Typique est celui d’Émilie Aubry sur France Culture : « C’est l’histoire d’un déplacement présidentiel qui n’aurait dû donner lieu qu’à des commentaires autour des mesures importantes annoncées, un débat sur des faits : 1,8 milliard d’euros  pour installer la France sur le podium des nations à la pointe de la recherche quantique » ‑ puis très vite : « sauf qu’entre temps, l’une de ces petites phrases à la fois anecdotique et signifiante dont nos présidents semblent avoir le secret et dont nous autres médias nous emparons avec délectation a soudain tout emporté sur son passage ». S’ensuit, sans plus d’égards pour le quantique, une demi-heure de débats autour de la petite phrase.

« Le genre de petite phrase », ajoute Émilie Aubry « dont on se demande toujours après coup si elle a été pensée ou non pour susciter un débat, rappelant ‘les Amish’, le ‘pognon de dingue’ et autre ‘traverser la rue pour trouver un boulot’… ». Le même soupçon de récidive intentionnelle est exprimé par d’autres, comme Sophie Vincelot, dans Gala : « Après ses polémiques "pognon de dingue" et "Je traverse la rue et je vous trouve un emploi", Emmanuel Macron a semble-t-il de nouveau goûté aux petites phrases chocs ». Et aussi, côté politiques, par Marine Le Pen (« Il y a au moins une chose qui ne change pas, c’est la propension d’Emmanuel Macron à vilipender les Français à tout bout de champ ») ou Jean Rottner (« Emmanuel Macron est revenu à cette tendance des petites phrases »)

Cercle vicieux

Le chef de l’État semble enfermé dans un corner fatal.
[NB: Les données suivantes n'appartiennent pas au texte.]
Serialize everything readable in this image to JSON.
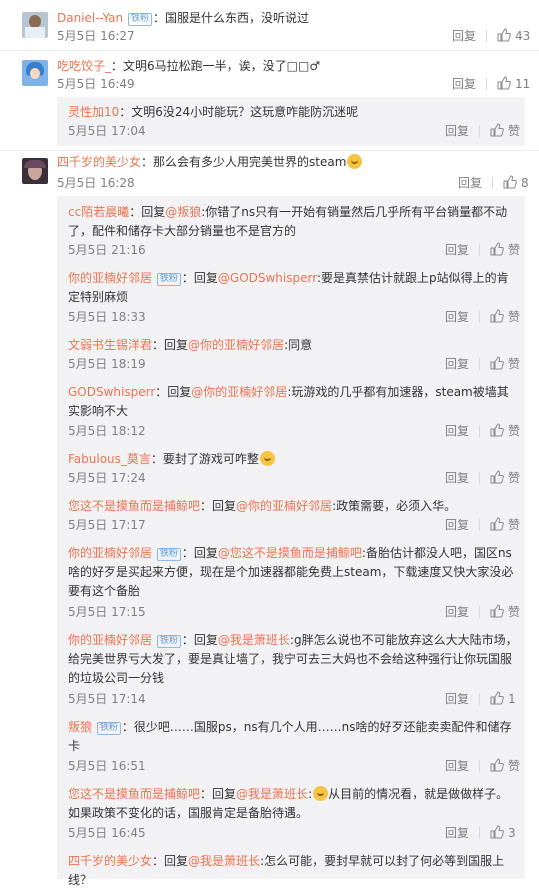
{
  "labels": {
    "reply": "回复",
    "like": "赞",
    "reply_prefix": "回复"
  },
  "top_comments": [
    {
      "user": "Daniel--Yan",
      "badge": "铁粉",
      "text": "：国服是什么东西，没听说过",
      "date": "5月5日 16:27",
      "likes": "43"
    },
    {
      "user": "吃吃饺子_",
      "text": "：文明6马拉松跑一半，诶，没了□□♂",
      "date": "5月5日 16:49",
      "likes": "11"
    },
    {
      "user": "四千岁的美少女",
      "text": "：那么会有多少人用完美世界的steam",
      "date": "5月5日 16:28",
      "likes": "8"
    }
  ],
  "sub_replies": [
    {
      "user": "灵性加10",
      "text": "：文明6没24小时能玩？这玩意咋能防沉迷呢",
      "date": "5月5日 17:04"
    },
    {
      "user": "cc陌若晨曦",
      "mention": "@叛狼",
      "text": ":你错了ns只有一开始有销量然后几乎所有平台销量都不动了，配件和储存卡大部分销量也不是官方的",
      "date": "5月5日 21:16"
    },
    {
      "user": "你的亚楠好邻居",
      "badge": "铁粉",
      "mention": "@GODSwhisperr",
      "text": ":要是真禁估计就跟上p站似得上的肯定特别麻烦",
      "date": "5月5日 18:33"
    },
    {
      "user": "文弱书生锡洋君",
      "mention": "@你的亚楠好邻居",
      "text": ":同意",
      "date": "5月5日 18:19"
    },
    {
      "user": "GODSwhisperr",
      "mention": "@你的亚楠好邻居",
      "text": ":玩游戏的几乎都有加速器，steam被墙其实影响不大",
      "date": "5月5日 18:12"
    },
    {
      "user": "Fabulous_莫言",
      "text": "：要封了游戏可咋整",
      "date": "5月5日 17:24"
    },
    {
      "user": "您这不是摸鱼而是捕鲸吧",
      "mention": "@你的亚楠好邻居",
      "text": ":政策需要，必须入华。",
      "date": "5月5日 17:17"
    },
    {
      "user": "你的亚楠好邻居",
      "badge": "铁粉",
      "mention": "@您这不是摸鱼而是捕鲸吧",
      "text": ":备胎估计都没人吧，国区ns啥的好歹是买起来方便，现在是个加速器都能免费上steam，下载速度又快大家没必要有这个备胎",
      "date": "5月5日 17:15"
    },
    {
      "user": "你的亚楠好邻居",
      "badge": "铁粉",
      "mention": "@我是萧班长",
      "text": ":g胖怎么说也不可能放弃这么大大陆市场，给完美世界亏大发了，要是真让墙了，我宁可去三大妈也不会给这种强行让你玩国服的垃圾公司一分钱",
      "date": "5月5日 17:14",
      "likes": "1"
    },
    {
      "user": "叛狼",
      "badge": "铁粉",
      "text": "：很少吧……国服ps，ns有几个人用……ns啥的好歹还能卖卖配件和储存卡",
      "date": "5月5日 16:51"
    },
    {
      "user": "您这不是摸鱼而是捕鲸吧",
      "mention": "@我是萧班长",
      "text": "从目前的情况看，就是做做样子。如果政策不变化的话，国服肯定是备胎待遇。",
      "date": "5月5日 16:45",
      "likes": "3"
    },
    {
      "user": "四千岁的美少女",
      "mention": "@我是萧班长",
      "text": ":怎么可能，要封早就可以封了何必等到国服上线？",
      "date": ""
    }
  ]
}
Chaque fois qu’il s’exprime, la presse et les milieux politiques, mus par une sorte de biais de confirmation, cherchent la petite phrase. De plus, cette petite phrase, quoi qu'elle raconte au premier degré, est habituellement considérée comme un message sur son auteur lui-même. Elle révèle qu’il a « un problème avec le peuple » (Éric Ciotti) ou « un grave problème avec la démocratie » (Adrien Quattenens), qu’il « n’est pas à la hauteur de sa responsabilité » (Yannick Jadot) ou qu’il est « pontifiant, méprisant » (Robert Ménard).

L’épisode confirme une fois de plus le rôle majeur des petites phrases dans la vie politique – un rôle difficile à analyser car il met en jeu l’émotion. Elles s’attachent aux leaders, pour le meilleur ou pour le pire. Et une fois que le mal est fait, les seules métaphores qui viennent à l’esprit sont celles du dentifrice sorti du tube ou de la mayonnaise tournée.

Michel Le Séac’h

Illustration : copie d’écran YouTube en ligne sur le site de l’Élysée.